Clara                  - Che vuoi che ti dica? Basta met­tere il naso alla soglia di questa povera casa, per comprendere che qui manca una mano direttrice.

Antonio             - Oh, senti, finiscila.

Silvio                 - La zia ha ragione. Chi comanda aui? Diciamolo francamente. Chi coman­da qui?

Antonio             - Senti caro, fammi la cortesia di andartene. E subito anche.

Silvio                 - Qui mi si manda sempre via. Dam­mi cento lire...

Antonio             - (senza por tempo in mezzo mette mano al portafoglio e gli dà le cento lire).

Silvio                 - Grazie, arrivederci. (Sventola le cen­to lire in direzione della modella e se ne va)

Clara                  - Gli hai dato cento lire? Che sene fa?

 Antonio            - Non lo so.

Clara                  - Potevi domandarglielo.

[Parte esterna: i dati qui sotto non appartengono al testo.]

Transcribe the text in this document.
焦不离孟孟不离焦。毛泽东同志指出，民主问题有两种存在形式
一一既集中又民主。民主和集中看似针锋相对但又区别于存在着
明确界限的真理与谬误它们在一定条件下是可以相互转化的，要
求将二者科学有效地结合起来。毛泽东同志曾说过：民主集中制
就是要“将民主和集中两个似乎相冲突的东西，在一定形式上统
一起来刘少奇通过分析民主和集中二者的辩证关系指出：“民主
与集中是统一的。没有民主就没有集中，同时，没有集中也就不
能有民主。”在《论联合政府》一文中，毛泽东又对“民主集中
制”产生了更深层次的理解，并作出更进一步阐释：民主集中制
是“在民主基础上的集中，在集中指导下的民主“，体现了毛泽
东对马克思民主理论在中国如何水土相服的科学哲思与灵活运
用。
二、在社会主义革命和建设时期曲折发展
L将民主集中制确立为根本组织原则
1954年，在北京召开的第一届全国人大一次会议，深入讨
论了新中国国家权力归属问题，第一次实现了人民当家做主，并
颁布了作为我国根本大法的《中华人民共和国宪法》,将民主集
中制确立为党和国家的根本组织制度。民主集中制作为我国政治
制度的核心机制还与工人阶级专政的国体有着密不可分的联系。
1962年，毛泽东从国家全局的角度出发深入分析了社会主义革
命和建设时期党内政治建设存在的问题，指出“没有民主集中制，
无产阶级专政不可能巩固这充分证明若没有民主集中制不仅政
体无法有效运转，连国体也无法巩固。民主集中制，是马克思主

Antonio             - Non voglio abituare i miei figli alla menzogna.

Clara                  - Li abituerai alla dissipazione. E poi dimmi che in questa casa c'è ordine. Po­vera casa!

Antonio             - (alla modella) Andate pure. Per oggi basta.

Modella             - Come volete. Buongiorno. (Esce).

Clara                  - Miei cari, vi dico subito che sono venuta per ubbidire all'invito di mio co­gnato, ma che non intendo affatto rima­nere. Mi trovo male io in famiglia. Tanto più che non so a che mai io possa servirvi.

Annapia             - Sono stata io che ti ho voluta qui, zia,

Clara                  - A far che?

Annapia             - Una zia è sempre utile in una casa.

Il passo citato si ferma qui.